Saturday 30 January 2010

On their park bench like bookends

Seems like it’s been ages since we did this-sit down across from one another. We used to do it regularly, weekly even, one of them thinks to himself. They ease hesitantly into light conversation about almost-superficial things, but this lasts only a few minutes. The lightness goes on only as long as it takes for them both to fiddle with the teapot and make sure the tea is steeping properly. Why do people do that? What could’ve possibly happened between thirty seconds ago and now?

They both like strong tea, so once that’s checked, they delve into things that’ve happened in their private lives. Things which would probably rarely come up in conversations with other friends. It’s infinitely comforting to know you have a friend with whom you can do this, says one and the other quickly agrees. It’s as if the time since they last met didn’t exist at all. They could tell every story, emotion and discouraging detail to each other, and in this instant it feels as if they can pick up where they left off.

By the time the first cups have been poured, they immerse themselves into a very pedantic back and forth about “what she really meant when she said that”. In the hands of these two, what was originally said in the now being dissected conversation is of little consequence.
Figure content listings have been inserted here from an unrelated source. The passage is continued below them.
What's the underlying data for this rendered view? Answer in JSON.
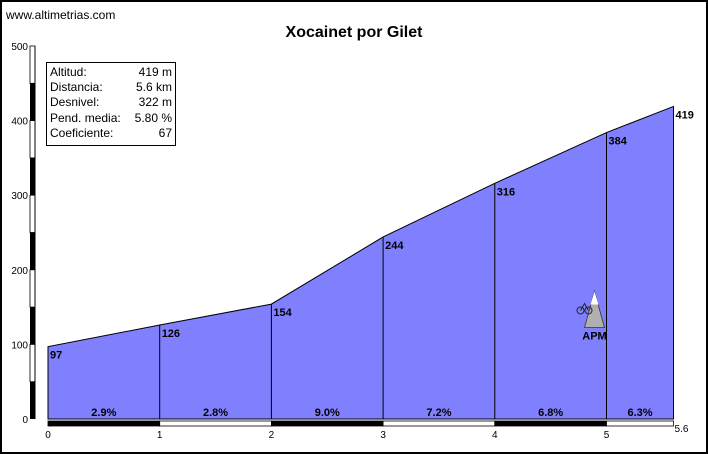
{
  "site": "www.altimetrias.com",
  "stats": [
    {
      "label": "Altitud:",
      "value": "419 m"
    },
    {
      "label": "Distancia:",
      "value": "5.6 km"
    },
    {
      "label": "Desnivel:",
      "value": "322 m"
    },
    {
      "label": "Pend. media:",
      "value": "5.80 %"
    },
    {
      "label": "Coeficiente:",
      "value": "67"
    }
  ],
  "colors": {
    "fill": "#8080ff",
    "outline": "#000000",
    "band_dark": "#000000",
    "band_light": "#ffffff"
  },
  "marker": {
    "icon": "mountain-cyclist-icon",
    "label": "APM",
    "km": 5.0,
    "altitude": 120
  },
  "chart_data": {
    "type": "area",
    "title": "Xocainet por Gilet",
    "x": [
      0,
      1,
      2,
      3,
      4,
      5,
      5.6
    ],
    "y": [
      97,
      126,
      154,
      244,
      316,
      384,
      419
    ],
    "point_labels": [
      "97",
      "126",
      "154",
      "244",
      "316",
      "384",
      "419"
    ],
    "xticks": [
      0,
      1,
      2,
      3,
      4,
      5
    ],
    "x_end_label": "5.6",
    "yticks": [
      0,
      100,
      200,
      300,
      400,
      500
    ],
    "xlim": [
      0,
      5.6
    ],
    "ylim": [
      0,
      500
    ],
    "gradients": [
      "2.9%",
      "2.8%",
      "9.0%",
      "7.2%",
      "6.8%",
      "6.3%"
    ],
    "grid": false
  }
}
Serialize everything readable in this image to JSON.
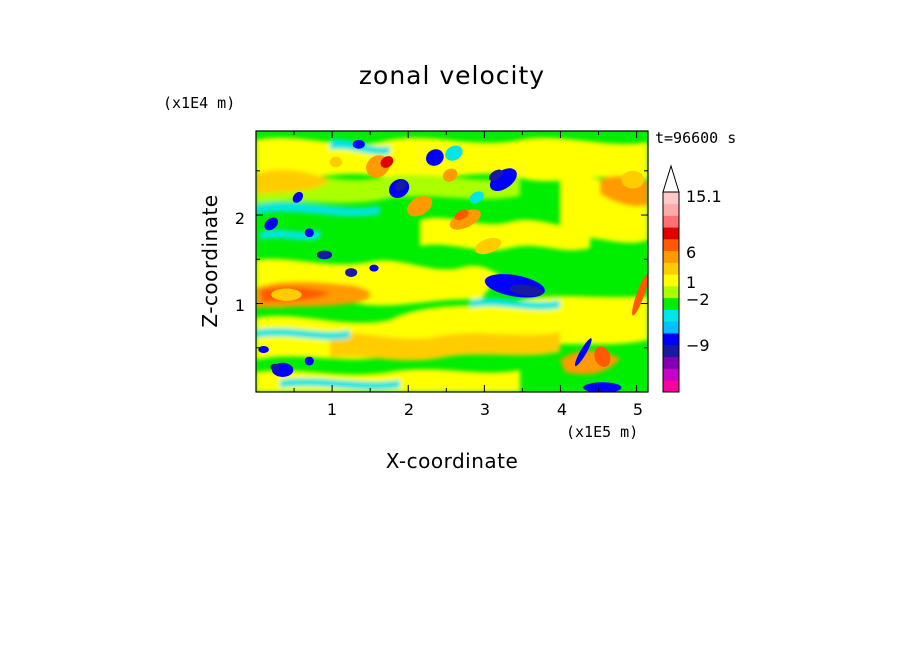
{
  "chart_data": {
    "type": "heatmap",
    "title": "zonal velocity",
    "xlabel": "X-coordinate",
    "ylabel": "Z-coordinate",
    "x_unit": "(x1E5 m)",
    "y_unit": "(x1E4 m)",
    "time_label": "t=96600 s",
    "xlim": [
      0,
      5.15
    ],
    "ylim": [
      0,
      2.95
    ],
    "x_ticks": [
      1,
      2,
      3,
      4,
      5
    ],
    "y_ticks": [
      1,
      2
    ],
    "colorbar": {
      "tick_labels": [
        "15.1",
        "6",
        "1",
        "−2",
        "−9"
      ],
      "tick_values": [
        15.1,
        6,
        1,
        -2,
        -9
      ],
      "colors": [
        "#ff00a0",
        "#c800c8",
        "#8000b4",
        "#1a1aa0",
        "#0000ff",
        "#00bfff",
        "#00e5e5",
        "#00ee00",
        "#aaff00",
        "#ffff00",
        "#ffcc00",
        "#ff9a00",
        "#ff5a00",
        "#e00000",
        "#ff7070",
        "#ffaaaa",
        "#ffc8c8",
        "#ffffff"
      ]
    }
  }
}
They were a bit chilled when they first came in, but as the first cup warms them, they both almost unwittingly settle deeper and deeper into the soft and gentle rush of words. Although they might need to set up a story with a few particulars, there’s no need to go off and get into a convoluted back-story about the each other’s character or life’s details. Somehow, there was an important thing one of them thought he’d never tell anyone and suddenly it came rolling over his lips and into the air between them. Without any consideration, it’s easily digested by the other.

As the second cup is being poured, they effortlessly shift the focus to the one who’s been primarily listening. Until now he’s playfully mocked and toyed with the other’s thought processes. He’s suddenly knee-deep in a description of his daily struggles. Any job would be more meaningful than what I used to do, he says. But does meaningful have to mean twelve-hour days and the death of my private life? As with most conversations like this, they solve none of the problems that were brought up. While listening to one another, they’re both transported to another place.

A place where they aren’t the teen-agers who first got to know one another or the young adults juggling entry-level jobs and divulging embarrassing love troubles. They aren’t even really this age-who they are today. For a few moments at least. Through at least one (possibly both) of their thoughts passed the vision that they are the old friends in the Simon and Garfunkel song, sitting on the park bench, looking back over a long life. A friendship stretching back through the decades that defines them more than the career or family choices they made.

At some point they must abruptly jostle themselves out of this reverie, resolutely down the dregs of the teapot and a bit hurriedly wrap themselves in scarves and jackets. As they part and promise not to let the time before their next meeting grow so long, one of them says, that was some really good tea.